The Financial Conduct Authority.

  • AIM:

MIFID II ensures the investors’ protection and scrutiny of the transparency, as both were exposed by the international financial crisis, with significant changes to pre/post trade transparency, transaction reporting, corporate governance, product governance, client categorization, execution, conflicts of interest, disclosure of costs – charges and investment research.

  • SCOPE:

MiFID II extends the scope of the existing Directive (MiFID I) as it:

  1. Extends the definition of investment services by creating a new MiFID investment service of operating an organized trading facility (OTF),
  2. Extends the definition of financial instruments by creating new financial instruments including emissions allowances and
  3. Restricts certain of the MiFID I exemptions by bringing more firms within scope as commodity firms and market makers.

MiFID II requires financial services companies to capture, archive and analyze any communications from digital exchanges or face to face meetings, which lead to a transaction, with strong supervisory technological systems.

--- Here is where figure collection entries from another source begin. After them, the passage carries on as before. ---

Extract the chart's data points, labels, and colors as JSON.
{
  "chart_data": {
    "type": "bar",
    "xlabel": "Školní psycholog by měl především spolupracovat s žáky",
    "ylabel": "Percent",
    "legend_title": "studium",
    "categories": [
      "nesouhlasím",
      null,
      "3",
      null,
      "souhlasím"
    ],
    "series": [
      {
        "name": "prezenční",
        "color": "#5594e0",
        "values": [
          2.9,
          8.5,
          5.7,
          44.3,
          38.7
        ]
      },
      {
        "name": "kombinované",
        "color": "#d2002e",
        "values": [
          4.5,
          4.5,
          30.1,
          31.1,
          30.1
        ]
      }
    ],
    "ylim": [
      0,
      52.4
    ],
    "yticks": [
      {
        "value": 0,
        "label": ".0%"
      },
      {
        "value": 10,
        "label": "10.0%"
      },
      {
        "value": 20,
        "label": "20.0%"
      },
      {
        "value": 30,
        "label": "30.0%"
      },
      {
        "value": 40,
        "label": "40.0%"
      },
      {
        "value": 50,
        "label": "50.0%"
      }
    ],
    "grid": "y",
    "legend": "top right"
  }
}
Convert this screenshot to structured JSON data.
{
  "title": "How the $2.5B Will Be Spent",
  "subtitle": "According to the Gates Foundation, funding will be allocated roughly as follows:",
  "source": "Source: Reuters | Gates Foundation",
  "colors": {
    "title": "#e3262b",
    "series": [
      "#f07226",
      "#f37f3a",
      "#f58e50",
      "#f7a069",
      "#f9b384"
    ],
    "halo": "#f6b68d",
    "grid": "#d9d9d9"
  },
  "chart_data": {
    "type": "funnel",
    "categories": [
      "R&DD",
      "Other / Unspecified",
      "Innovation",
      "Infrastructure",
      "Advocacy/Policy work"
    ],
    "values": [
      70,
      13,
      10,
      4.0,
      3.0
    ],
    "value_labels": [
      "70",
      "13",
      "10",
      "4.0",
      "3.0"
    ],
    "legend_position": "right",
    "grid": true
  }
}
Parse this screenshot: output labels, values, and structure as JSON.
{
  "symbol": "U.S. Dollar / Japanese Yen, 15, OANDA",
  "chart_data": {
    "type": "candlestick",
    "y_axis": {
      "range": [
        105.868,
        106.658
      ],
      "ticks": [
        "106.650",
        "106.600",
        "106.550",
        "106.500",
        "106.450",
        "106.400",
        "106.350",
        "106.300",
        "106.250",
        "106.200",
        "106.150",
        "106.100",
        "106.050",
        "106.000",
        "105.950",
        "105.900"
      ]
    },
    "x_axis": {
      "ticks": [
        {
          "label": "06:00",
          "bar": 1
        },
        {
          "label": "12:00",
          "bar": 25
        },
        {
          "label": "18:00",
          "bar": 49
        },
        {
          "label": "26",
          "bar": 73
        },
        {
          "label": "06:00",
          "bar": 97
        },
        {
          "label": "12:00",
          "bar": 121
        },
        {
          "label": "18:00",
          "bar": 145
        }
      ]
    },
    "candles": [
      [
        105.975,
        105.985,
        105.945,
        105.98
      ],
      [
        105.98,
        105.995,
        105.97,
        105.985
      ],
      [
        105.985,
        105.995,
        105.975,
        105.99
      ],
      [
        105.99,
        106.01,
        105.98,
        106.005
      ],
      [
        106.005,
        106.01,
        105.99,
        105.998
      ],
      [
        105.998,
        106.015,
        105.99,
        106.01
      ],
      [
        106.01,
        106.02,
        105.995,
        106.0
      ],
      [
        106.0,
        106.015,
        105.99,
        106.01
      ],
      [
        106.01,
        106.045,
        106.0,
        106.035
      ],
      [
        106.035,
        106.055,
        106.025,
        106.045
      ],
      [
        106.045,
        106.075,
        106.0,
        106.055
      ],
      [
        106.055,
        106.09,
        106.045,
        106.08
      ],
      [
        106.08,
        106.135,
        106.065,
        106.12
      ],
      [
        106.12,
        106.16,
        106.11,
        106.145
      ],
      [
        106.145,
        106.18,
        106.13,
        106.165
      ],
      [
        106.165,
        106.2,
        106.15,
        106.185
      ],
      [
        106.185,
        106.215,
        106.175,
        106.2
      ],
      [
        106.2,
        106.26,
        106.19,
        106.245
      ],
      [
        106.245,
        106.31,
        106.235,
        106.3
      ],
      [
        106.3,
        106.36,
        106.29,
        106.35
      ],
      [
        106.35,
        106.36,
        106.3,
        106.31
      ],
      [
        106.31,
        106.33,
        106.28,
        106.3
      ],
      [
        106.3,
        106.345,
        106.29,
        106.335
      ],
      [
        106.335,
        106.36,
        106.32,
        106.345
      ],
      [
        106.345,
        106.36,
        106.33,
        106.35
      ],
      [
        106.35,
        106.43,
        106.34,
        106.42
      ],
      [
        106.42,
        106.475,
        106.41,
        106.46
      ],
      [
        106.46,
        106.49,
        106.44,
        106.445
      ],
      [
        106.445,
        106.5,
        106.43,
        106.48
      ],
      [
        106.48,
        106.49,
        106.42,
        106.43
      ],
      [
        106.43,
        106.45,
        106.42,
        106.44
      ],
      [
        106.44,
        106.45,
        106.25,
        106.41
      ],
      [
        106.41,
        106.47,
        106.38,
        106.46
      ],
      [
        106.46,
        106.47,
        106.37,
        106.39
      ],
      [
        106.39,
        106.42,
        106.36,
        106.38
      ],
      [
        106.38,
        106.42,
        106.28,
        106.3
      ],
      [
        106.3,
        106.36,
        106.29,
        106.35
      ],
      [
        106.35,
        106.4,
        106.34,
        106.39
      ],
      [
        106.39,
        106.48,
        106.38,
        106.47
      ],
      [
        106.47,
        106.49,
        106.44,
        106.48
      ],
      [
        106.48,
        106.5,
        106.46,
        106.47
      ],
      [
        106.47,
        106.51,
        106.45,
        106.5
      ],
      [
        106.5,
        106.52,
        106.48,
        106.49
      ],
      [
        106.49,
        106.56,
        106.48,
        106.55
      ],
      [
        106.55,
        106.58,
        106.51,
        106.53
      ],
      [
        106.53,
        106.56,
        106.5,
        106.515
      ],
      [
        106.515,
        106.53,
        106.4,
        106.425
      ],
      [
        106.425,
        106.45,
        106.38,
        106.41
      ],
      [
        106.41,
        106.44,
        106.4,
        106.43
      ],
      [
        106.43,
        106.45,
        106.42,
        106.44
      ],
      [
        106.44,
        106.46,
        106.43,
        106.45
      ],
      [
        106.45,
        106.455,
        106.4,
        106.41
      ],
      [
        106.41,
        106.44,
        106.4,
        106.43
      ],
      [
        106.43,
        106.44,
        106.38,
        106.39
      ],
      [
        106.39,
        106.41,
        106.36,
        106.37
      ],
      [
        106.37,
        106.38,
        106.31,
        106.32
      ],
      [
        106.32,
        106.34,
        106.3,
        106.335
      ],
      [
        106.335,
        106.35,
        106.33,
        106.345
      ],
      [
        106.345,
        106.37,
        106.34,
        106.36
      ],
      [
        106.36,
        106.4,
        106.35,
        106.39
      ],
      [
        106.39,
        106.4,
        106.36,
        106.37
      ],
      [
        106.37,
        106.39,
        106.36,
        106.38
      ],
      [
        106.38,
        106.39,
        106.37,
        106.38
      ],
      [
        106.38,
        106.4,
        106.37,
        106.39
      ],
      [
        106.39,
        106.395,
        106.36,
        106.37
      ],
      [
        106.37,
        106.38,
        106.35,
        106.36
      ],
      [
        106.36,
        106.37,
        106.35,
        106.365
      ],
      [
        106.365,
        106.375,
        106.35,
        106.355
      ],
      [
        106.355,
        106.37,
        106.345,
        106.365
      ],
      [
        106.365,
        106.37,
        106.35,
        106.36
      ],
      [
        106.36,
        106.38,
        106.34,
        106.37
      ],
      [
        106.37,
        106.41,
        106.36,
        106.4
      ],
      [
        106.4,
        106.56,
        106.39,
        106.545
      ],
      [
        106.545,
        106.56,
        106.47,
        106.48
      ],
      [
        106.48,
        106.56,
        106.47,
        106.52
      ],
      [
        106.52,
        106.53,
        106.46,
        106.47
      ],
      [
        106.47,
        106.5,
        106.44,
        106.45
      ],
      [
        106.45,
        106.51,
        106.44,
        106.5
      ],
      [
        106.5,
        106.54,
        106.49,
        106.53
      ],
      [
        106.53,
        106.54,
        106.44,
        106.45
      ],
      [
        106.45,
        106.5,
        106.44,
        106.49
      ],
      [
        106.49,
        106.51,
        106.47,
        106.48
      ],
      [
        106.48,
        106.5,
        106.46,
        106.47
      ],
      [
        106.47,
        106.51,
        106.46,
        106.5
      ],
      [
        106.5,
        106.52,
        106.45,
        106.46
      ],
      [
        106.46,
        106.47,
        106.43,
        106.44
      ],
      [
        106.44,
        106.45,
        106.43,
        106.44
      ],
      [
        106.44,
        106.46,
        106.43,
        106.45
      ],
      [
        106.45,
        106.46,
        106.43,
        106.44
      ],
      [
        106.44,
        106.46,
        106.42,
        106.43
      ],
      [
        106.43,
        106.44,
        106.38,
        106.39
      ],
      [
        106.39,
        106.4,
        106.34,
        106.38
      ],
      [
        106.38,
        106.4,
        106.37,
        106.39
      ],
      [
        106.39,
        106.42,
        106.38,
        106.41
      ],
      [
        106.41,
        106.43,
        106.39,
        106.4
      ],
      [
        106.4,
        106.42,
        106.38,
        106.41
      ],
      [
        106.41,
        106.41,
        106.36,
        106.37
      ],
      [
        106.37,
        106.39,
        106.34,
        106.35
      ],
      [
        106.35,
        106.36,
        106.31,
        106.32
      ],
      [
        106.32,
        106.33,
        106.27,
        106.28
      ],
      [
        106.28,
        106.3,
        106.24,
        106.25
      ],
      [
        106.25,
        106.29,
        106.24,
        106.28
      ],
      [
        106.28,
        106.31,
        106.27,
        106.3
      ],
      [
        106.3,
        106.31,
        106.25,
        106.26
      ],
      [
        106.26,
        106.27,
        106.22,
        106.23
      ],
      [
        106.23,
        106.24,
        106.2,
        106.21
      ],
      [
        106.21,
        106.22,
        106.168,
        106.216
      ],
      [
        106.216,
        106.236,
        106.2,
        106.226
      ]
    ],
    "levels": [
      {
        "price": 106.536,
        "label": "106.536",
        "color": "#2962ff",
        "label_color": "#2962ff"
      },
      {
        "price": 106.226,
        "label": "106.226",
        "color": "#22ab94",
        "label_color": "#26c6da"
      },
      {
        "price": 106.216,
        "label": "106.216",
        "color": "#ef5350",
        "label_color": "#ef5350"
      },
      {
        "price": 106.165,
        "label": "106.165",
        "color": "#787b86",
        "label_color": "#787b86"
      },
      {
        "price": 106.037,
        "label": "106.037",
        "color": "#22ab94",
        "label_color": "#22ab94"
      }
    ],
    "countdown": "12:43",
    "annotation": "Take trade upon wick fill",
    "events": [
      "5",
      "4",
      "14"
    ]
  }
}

  1. New customer – facing portals,
  2. Automated call recording, storage and retrieval of client’s interaction (e.g. SMS, e-mail etc.),
  3. Design of more transparent electronic exchanges,
  4. Enhanced data storage systems and
  5. Development of report process.

MiFID II is related to the Markets in Financial Instruments Regulation 600/2014 (MiFIR), which is amending the Regulation (EU) No 648/2012, and will apply from January 2018 throughout the European Union.


Greece has not transposed yet the MIFID II Directive (2014/65/EU) in the Greek legislation. The related draft law was submitted in the Greek Parliament by 14th of December 2017 and the voting of the same is pending.


Although, the regulatory measures of these two European initiatives might be presented as contradictory, financial firms shall accommodate both. In particular, MIFID II is a new legislation which data privacy managers must take into account, always in compliance with the G.D.P.R., in order to legally collect, store and access to personal data.

Moreover, on the one hand, MiFID II provides that all communications, which lead to a transaction (including calls on mobile devices), shall be recorded, stored and accessed for up to 7 years. On the other hand, G.D.P.R. is aiming to strengthen data protection and to support individual rights to privacy. As a result, clients and employees of a financial firm shall be informed about the record and storage of their personal data and be ensured that the period for which their personal data are stored is limited to a strict minimum.

In any case, MiFID II project managers need to consult with G.D.P.R. project managers about the technology required for any collection, storage and protection of personal data they may process.

In conclusion, the legislative framework for markets in financial instruments and protection of personal data across Europe seems to change and provide new legislative requirements but also new opportunities throughout the European Union.